Coincidenze. Stavamo bevendo il Frappato di Vittoria
quando abbiamo cominciato la formidabile autobiografia
di un semianalfabeta siciliano, “Terra matta” di
Vincenzo Rabito, nato nel 1899 a Chiaramonte Gulfi. E
dov’è questo paese dal nome curioso? A un venticinque
chilometri da Vittoria, sempre in provincia di Ragusa. La
famiglia Rabito se la passava male e il piccolo Vincenzo
dovette abbandonare la scuola: “Il desonesto coverno
non dava neanche uno centesimo per potere comperare
uno quaterno”. Un settembre, aveva dodici anni, se ne
andò a vendemmiare proprio a Vittoria. In “quelle miserabile
tempe” non c’erano auto né corriere né biciclette
né niente. “Una mattina alle ore 2 mi alzo con 4
mieie compagne più crante di me e ci ne siammo andati
a Vettoria di notte a piede. Così, alle 6 di matina, fummo
a Vittoria”. (Non badate alla grafia oscillante: non è colpa
di Rabito ma del “desonesto coverno”). Una volta
giunti a destinazione la combriccola prima del dovere si
concesse il piacere: “Con i mieie compagne che avevino
6 anne impiù di me, mi hanno portato al casino dove c’erino
le putane”. Al dodicenne Vincenzo mancavano appunto
sei anni per avere diritto alla consumazione ma le
signorine chiusero un occhio. “E così ebbe la crante fortuna
di conoscire la prima volta li donne”. Sbrigata la
pratica, se ne andò finalmente a vendemmiare, per quindici
giorni col suo fido coltello comisano. Sicuramente
almeno una parte dell’uva raccolta aveva a che fare col
vino che stiamo bevendo.

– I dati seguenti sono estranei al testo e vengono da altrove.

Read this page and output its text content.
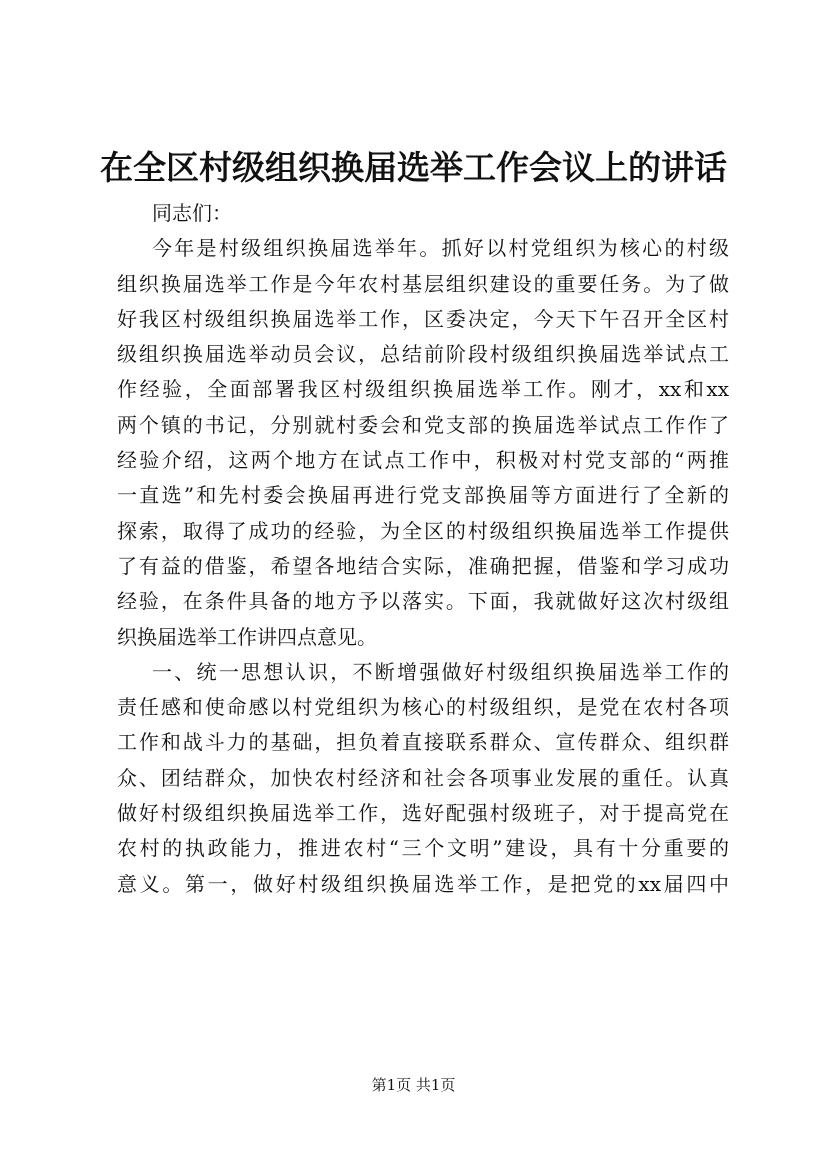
在全区村级组织换届选举工作会议上的讲话
同志们：
今年是村级组织换届选举年。抓好以村党组织为核心的村级
组织换届选举工作是今年农村基层组织建设的重要任务。为了做
好我区村级组织换届选举工作，区委决定，今天下午召开全区村
级组织换届选举动员会议，总结前阶段村级组织换届选举试点工
作经验，全面部署我区村级组织换届选举工作。刚才，xx和xx
两个镇的书记，分别就村委会和党支部的换届选举试点工作作了
经验介绍，这两个地方在试点工作中，积极对村党支部的“两推
一直选”和先村委会换届再进行党支部换届等方面进行了全新的
探索，取得了成功的经验，为全区的村级组织换届选举工作提供
了有益的借鉴，希望各地结合实际，准确把握，借鉴和学习成功
经验，在条件具备的地方予以落实。下面，我就做好这次村级组
织换届选举工作讲四点意见。
一、统一思想认识，不断增强做好村级组织换届选举工作的
责任感和使命感以村党组织为核心的村级组织，是党在农村各项
工作和战斗力的基础，担负着直接联系群众、宣传群众、组织群
众、团结群众，加快农村经济和社会各项事业发展的重任。认真
做好村级组织换届选举工作，选好配强村级班子，对于提高党在
农村的执政能力，推进农村“三个文明”建设，具有十分重要的
意义。第一，做好村级组织换届选举工作，是把党的xx届四中
第1页 共1页
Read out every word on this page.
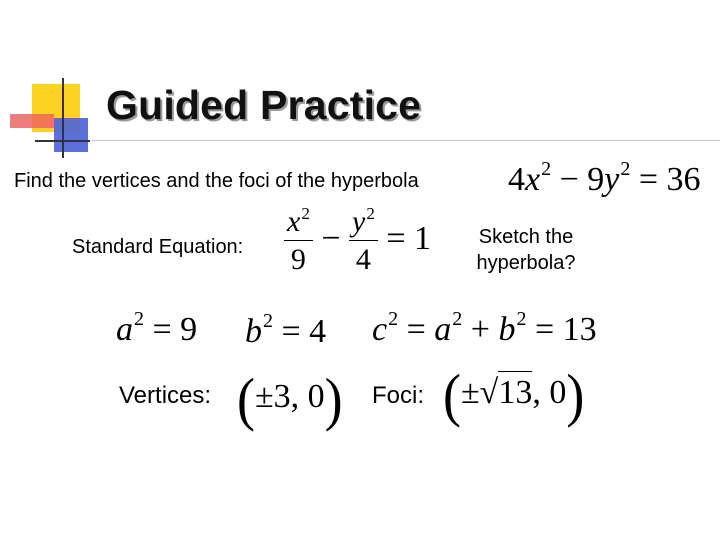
Guided Practice
Find the vertices and the foci of the hyperbola	$4x^2 - 9y^2 = 36$
Standard Equation: $\frac{x^2}{9} - \frac{y^2}{4} = 1$	Sketch the
hyperbola?
$a^2 = 9$ $b^2 = 4$ $c^2 = a^2 + b^2 = 13$
Vertices: (±3, 0) Foci: (±√13, 0)
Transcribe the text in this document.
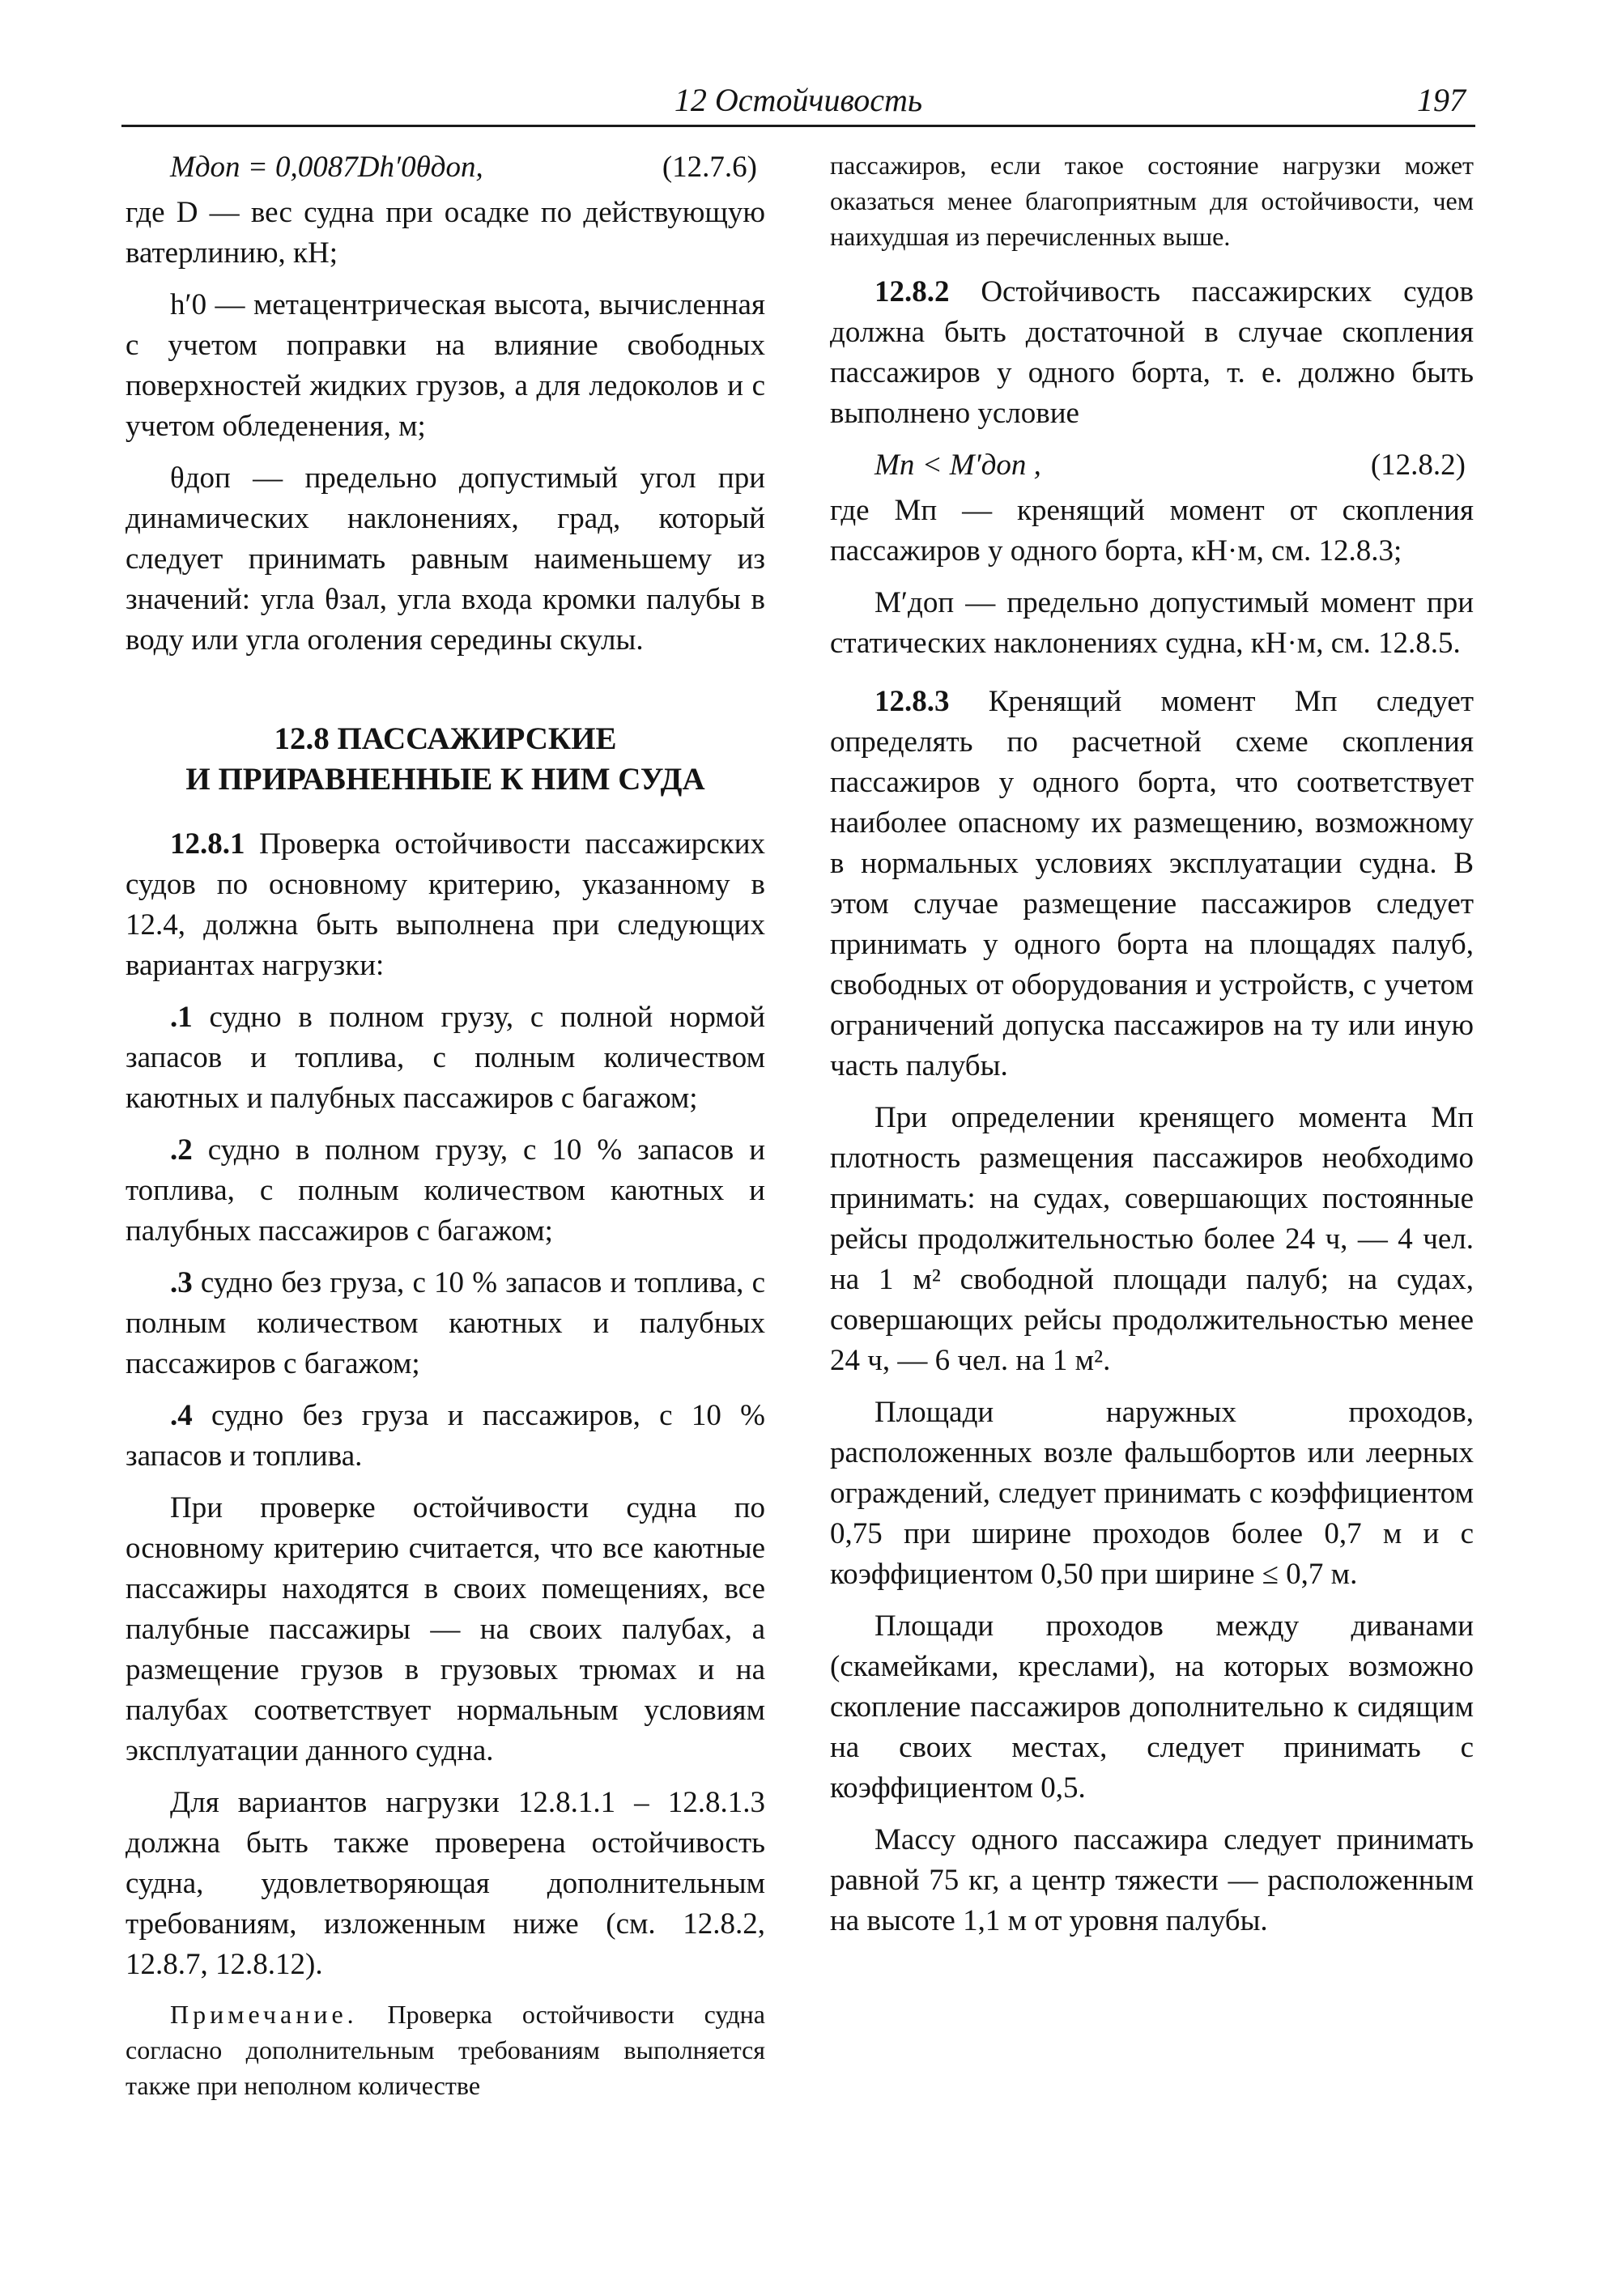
12 Остойчивость	197
Mдоп = 0,0087Dh′0θдоп,	(12.7.6)

где D — вес судна при осадке по действующую ватерлинию, кН;

h′0 — метацентрическая высота, вычисленная с учетом поправки на влияние свободных поверхностей жидких грузов, а для ледоколов и с учетом обледенения, м;

θдоп — предельно допустимый угол при динамических наклонениях, град, который следует принимать равным наименьшему из значений: угла θзал, угла входа кромки палубы в воду или угла оголения середины скулы.

12.8 ПАССАЖИРСКИЕ
И ПРИРАВНЕННЫЕ К НИМ СУДА

12.8.1 Проверка остойчивости пассажирских судов по основному критерию, указанному в 12.4, должна быть выполнена при следующих вариантах нагрузки:

.1 судно в полном грузу, с полной нормой запасов и топлива, с полным количеством каютных и палубных пассажиров с багажом;

.2 судно в полном грузу, с 10 % запасов и топлива, с полным количеством каютных и палубных пассажиров с багажом;

.3 судно без груза, с 10 % запасов и топлива, с полным количеством каютных и палубных пассажиров с багажом;

.4 судно без груза и пассажиров, с 10 % запасов и топлива.

При проверке остойчивости судна по основному критерию считается, что все каютные пассажиры находятся в своих помещениях, все палубные пассажиры — на своих палубах, а размещение грузов в грузовых трюмах и на палубах соответствует нормальным условиям эксплуатации данного судна.

Для вариантов нагрузки 12.8.1.1 – 12.8.1.3 должна быть также проверена остойчивость судна, удовлетворяющая дополнительным требованиям, изложенным ниже (см. 12.8.2, 12.8.7, 12.8.12).

Примечание. Проверка остойчивости судна согласно дополнительным требованиям выполняется также при неполном количестве

пассажиров, если такое состояние нагрузки может оказаться менее благоприятным для остойчивости, чем наихудшая из перечисленных выше.

12.8.2 Остойчивость пассажирских судов должна быть достаточной в случае скопления пассажиров у одного борта, т. е. должно быть выполнено условие

Mп < M′доп ,	(12.8.2)

где Mп — кренящий момент от скопления пассажиров у одного борта, кН·м, см. 12.8.3;

M′доп — предельно допустимый момент при статических наклонениях судна, кН·м, см. 12.8.5.

12.8.3 Кренящий момент Mп следует определять по расчетной схеме скопления пассажиров у одного борта, что соответствует наиболее опасному их размещению, возможному в нормальных условиях эксплуатации судна. В этом случае размещение пассажиров следует принимать у одного борта на площадях палуб, свободных от оборудования и устройств, с учетом ограничений допуска пассажиров на ту или иную часть палубы.

При определении кренящего момента Mп плотность размещения пассажиров необходимо принимать: на судах, совершающих постоянные рейсы продолжительностью более 24 ч, — 4 чел. на 1 м² свободной площади палуб; на судах, совершающих рейсы продолжительностью менее 24 ч, — 6 чел. на 1 м².

Площади наружных проходов, расположенных возле фальшбортов или леерных ограждений, следует принимать с коэффициентом 0,75 при ширине проходов более 0,7 м и с коэффициентом 0,50 при ширине ≤ 0,7 м.

Площади проходов между диванами (скамейками, креслами), на которых возможно скопление пассажиров дополнительно к сидящим на своих местах, следует принимать с коэффициентом 0,5.

Массу одного пассажира следует принимать равной 75 кг, а центр тяжести — расположенным на высоте 1,1 м от уровня палубы.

Il Frappato è coltivato a Vittoria
come minimo dal Seicento ma probabilmente anche
da prima, forse da sempre. E’ pertanto il tipico vitigno
vittoriese così come il Nero d’Avola caratterizza la zona
di Noto. Fine delle analogie, perché non c’è bar della penisola
che non abbia sul bancone una bottiglia di Nero
d’Avola (di solito scadente) mentre il Frappato è molto
più raro e non è ancora venuto a noia. Ha quindi fatto
molto bene Paolo Calì a imbottigliare in purezza il Frappato
delle terre paterne. Avrebbe fatto meglio a versarlo
in bottiglie borgognotte anziché bordolesi ma è sempre
in tempo a valorizzare il suo prodotto con vetri meno
commerciali. Intanto godiamoci il bicchiere, che regala
grandi soddisfazioni. Perché abbiamo davanti un
Frappato vero: Calì di mestiere fa il farmacista, col vino
non insegue guadagni facili e in cantina non ha preso
scorciatoie. Il suo Frappato non è snaturato dalla barrique,
non è sepolto da una gradazione alcolica eccessiva
e non è aromatizzato col doping. Lo speziato che piacerà
agli estimatori del Marzemino, della Lacrima di Morro
d’Alba e del Syrah, deriva dall’uva e da niente altro. Se
il governo è “desonesto”, come dice Rabito, possiamo
consolarci con questi vignaioli virtuosi.